Oh, and for whats its worth I actually don't do it ...guess thats a bit strange Confused

Crosshair · 07/12/2011 20:51

If you took his name I think its slighly unreasonable to be annoyed that someone didnt goto the trouble to use your initial as well as his on the envelope. I mean its Christmas and someone went to the trouble to at least write and send you a card. Xmas Confused

Kayano · 07/12/2011 20:52

Angel.

But what if the Mrs is a Dr?
Or has expressed a desire
To be a Ms?

What if you just
Forget after writing a hundred Xmas cards?

There are worse things to be 'getting depressed' about

DamnBamboo · 07/12/2011 20:53

cardibach tradition isn't correct.

How far back do you want to go.

Ooh, I know. Women traditionally never voted, or went to university... there's a few to start you off.

Feminine I'm comfortable in my own skin too, but I fail to see that a huge number of a whole thread of women feel it's ok to be referred to as Mr DH name, Surname and in fact agree that it is the correct way.

Words actually fail me.

CupOfGoodCheer · 07/12/2011 20:54

FFS what a ridiculous argument. Who fucking cares?

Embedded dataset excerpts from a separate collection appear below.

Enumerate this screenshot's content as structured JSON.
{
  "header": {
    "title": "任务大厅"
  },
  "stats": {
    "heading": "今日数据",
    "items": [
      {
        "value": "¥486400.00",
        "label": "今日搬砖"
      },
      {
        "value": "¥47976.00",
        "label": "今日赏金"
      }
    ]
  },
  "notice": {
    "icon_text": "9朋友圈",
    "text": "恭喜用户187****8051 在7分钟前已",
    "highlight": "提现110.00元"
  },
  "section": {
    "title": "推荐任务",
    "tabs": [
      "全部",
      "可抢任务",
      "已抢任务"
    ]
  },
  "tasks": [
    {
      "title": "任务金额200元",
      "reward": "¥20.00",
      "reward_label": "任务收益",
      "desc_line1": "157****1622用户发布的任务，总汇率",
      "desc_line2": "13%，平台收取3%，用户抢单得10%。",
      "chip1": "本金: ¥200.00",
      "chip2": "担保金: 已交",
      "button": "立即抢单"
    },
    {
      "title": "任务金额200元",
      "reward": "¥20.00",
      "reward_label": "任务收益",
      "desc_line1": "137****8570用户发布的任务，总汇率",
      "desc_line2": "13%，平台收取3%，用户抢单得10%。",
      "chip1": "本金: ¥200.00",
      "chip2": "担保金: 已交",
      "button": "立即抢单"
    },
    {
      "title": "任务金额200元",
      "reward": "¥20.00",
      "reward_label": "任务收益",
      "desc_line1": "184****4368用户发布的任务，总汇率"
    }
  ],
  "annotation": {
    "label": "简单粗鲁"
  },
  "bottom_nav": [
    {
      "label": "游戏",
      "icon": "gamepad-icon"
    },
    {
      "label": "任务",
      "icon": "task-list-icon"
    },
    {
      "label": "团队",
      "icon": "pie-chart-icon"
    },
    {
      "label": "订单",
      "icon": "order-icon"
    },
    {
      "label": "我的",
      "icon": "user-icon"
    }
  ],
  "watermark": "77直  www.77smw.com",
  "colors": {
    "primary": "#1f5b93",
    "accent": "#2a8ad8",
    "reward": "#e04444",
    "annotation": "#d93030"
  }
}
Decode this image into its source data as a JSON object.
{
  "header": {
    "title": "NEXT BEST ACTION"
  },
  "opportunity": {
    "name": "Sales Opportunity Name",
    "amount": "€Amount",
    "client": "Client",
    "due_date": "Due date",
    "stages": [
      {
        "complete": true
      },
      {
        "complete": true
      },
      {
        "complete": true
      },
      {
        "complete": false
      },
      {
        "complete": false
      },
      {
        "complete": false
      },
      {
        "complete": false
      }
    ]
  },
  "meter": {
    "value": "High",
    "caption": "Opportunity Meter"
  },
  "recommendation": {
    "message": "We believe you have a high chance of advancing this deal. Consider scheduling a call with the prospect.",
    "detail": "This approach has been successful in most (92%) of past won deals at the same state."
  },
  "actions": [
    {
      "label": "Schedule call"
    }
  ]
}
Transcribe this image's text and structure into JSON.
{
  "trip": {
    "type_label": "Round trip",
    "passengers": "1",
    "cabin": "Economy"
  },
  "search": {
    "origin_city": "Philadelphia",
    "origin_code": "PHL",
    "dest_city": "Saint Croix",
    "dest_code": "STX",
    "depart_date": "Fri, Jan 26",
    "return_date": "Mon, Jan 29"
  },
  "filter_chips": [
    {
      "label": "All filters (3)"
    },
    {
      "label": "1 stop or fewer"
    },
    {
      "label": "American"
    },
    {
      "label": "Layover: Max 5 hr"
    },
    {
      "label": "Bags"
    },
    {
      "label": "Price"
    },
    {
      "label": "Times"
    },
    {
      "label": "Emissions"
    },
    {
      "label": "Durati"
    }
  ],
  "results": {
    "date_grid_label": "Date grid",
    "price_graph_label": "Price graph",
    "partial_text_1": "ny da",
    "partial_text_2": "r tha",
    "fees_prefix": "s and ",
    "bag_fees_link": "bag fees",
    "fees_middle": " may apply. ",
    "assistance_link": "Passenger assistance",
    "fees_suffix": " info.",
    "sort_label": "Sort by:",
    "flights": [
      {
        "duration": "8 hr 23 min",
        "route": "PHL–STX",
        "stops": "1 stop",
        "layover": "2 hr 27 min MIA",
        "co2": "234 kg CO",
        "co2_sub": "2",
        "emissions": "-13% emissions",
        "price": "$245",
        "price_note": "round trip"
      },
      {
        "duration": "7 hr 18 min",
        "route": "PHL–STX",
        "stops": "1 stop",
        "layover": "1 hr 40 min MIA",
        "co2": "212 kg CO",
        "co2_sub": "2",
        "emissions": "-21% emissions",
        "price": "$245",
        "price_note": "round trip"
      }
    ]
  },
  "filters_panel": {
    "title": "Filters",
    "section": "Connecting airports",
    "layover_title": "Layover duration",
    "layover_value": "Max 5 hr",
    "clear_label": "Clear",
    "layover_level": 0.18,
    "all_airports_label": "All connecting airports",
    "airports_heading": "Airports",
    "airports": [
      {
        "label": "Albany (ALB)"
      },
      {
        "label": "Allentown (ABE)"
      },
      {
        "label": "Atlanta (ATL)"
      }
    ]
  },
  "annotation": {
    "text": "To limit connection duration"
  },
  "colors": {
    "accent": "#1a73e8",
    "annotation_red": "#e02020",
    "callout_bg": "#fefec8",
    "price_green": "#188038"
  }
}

DamnBamboo · 07/12/2011 20:54

As I said earlier, I have received cards this way and what of it.

But for people to firmly say 'it's correct, it's the way it should be done' etc..

I mean, WTF

flowerytaleofNewYork · 07/12/2011 20:54

Yes obviously it doesn't really matter in the scheme of things, and yes I have plenty else to worry about, and world peace, famine etc are of course more important, but I don't think IABU to start a thread about something trivial.

I don't feel personally slighted, just surprised it's still seen as being correct by so many younger people and confused as to how it's 'easier' than just putting The [surname] Family or Mr and Mrs [Surname].